/homophones

Generate lists of homophones

Primary LanguageRustOtherNOASSERTION

Homophones

A Rust command-line tool that makes a list of homophones from Wikitionary.

What's in this project

  • Some lists of homophones
  • A Rust command-line tool to generate your own list of homophones, based on an inputted word list.

Lists of homophones

If you're looking for lists of homophones, look in the homophone-lists directory.

Lists that are labeled "as pairs" contain pairs of homophones separated by commas. Example:

acts,ax
adds,ads
adds,adze

Lists labeled "as singles" are these same words, but with each on its own line, no commas:

acts
ax
adds
ads
adds
adze

Any lists with "cleaned" in the file name have been cleaned in some way, likely trimmed of whitespace, de-duplicated, and sorted alphabetically. I'd recommend using cleaned files.

Making your own list of homophones

To make your own list of homophones, you'll want to use the included command-line tool.

How it works

The command-line tool will search and scrape Wikitionary for each word in the inputted word list file(s), searching for homophones.

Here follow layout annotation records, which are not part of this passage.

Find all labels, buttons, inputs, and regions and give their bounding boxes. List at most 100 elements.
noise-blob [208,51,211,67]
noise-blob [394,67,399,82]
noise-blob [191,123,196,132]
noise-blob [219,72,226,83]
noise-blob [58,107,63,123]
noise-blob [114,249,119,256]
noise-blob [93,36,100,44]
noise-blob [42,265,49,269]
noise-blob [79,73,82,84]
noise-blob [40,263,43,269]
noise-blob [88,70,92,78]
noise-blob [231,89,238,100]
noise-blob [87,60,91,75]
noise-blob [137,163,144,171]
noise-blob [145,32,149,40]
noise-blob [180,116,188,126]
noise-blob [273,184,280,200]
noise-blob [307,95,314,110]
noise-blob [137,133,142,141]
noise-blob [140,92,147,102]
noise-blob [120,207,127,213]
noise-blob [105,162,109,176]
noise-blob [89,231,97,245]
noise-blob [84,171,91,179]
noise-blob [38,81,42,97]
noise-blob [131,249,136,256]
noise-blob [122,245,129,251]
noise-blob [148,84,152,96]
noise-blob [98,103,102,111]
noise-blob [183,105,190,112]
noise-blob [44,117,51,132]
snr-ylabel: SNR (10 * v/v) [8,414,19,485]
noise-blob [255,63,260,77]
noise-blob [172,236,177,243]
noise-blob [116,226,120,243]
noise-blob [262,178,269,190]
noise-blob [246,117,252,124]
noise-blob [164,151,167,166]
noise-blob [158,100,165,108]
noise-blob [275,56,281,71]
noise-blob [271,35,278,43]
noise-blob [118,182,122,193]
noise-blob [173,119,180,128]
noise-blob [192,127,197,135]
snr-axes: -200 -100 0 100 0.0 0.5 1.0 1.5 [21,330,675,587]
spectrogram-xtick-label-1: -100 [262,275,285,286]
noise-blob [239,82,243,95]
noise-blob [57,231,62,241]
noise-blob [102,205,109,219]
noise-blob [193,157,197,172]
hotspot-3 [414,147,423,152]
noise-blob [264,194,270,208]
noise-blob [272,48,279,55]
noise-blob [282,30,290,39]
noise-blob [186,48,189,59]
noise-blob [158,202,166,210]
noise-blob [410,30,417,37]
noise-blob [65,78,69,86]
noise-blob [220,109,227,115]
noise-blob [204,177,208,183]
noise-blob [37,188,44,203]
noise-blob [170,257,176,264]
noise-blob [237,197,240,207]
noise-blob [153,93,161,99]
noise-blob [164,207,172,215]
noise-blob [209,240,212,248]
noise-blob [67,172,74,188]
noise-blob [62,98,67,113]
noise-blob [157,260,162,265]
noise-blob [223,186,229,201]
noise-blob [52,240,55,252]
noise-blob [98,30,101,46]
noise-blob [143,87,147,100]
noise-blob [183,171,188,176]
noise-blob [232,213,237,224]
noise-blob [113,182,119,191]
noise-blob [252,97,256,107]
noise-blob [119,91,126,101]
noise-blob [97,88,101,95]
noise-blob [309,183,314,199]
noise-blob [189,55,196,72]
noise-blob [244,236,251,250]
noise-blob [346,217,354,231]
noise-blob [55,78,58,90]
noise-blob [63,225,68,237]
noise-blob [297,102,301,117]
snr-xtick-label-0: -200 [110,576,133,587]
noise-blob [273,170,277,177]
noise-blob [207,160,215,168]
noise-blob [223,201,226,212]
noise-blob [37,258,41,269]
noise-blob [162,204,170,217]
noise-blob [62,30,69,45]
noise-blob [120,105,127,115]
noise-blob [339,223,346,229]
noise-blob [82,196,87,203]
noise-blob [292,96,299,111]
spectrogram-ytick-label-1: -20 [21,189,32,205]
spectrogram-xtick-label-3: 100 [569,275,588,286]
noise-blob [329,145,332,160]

Installing the command-line tool

  1. Install Rust if you haven't already
  2. Run: cargo install --git https://github.com/sts10/homophones --branch main

Usage

Usage: homophones [OPTIONS] <Inputted word lists>...

Arguments:
  <Inputted word lists>...  Word list input files. Can provide more than one (they'll be combined)

Options:
  -p, --pairs <PAIRS_OUTPUT>      Path for outputted file for list of PAIRS of homophones
  -s, --singles <SINGLES_OUTPUT>  Path for outputted file for list of SINGLE homophones
  -f, --force                     Force overwrite of output file(s), if it exists
  -h, --help                      Print help
  -V, --version                   Print version

Examples

Take words from a file called input_list.txt and print a list of homophones, one per line, to a new file called some_homophones_as_a_single_list.txt: homophones -s some_homophones_as_a_single_list.txt input_list.txt

Take words from a file called input_list.txt and print a list of homophones, a pair of homophones per line, to a new file called some_homophones_as_pairs_list.txt: homophones -p some_homophones_as_pairs_list.txt input_list.txt

Do both of those things at once! homophones -s some_homophones_as_a_single_list.txt -p some_homophones_as_pairs_list.txt input_list.txt

To do

  • Make it async!

Licensing

This project scrapes homophones from Wikitionary. In an effort to comply with Wikitionary's Terms of Use, the lists/results generated by this project, including files in the ./homophone-lists directory, are, like the text of Wikitionary itself, available under the Creative Commons Attribution-ShareAlike License.

The code of this project is available under the Blue Oak Model License.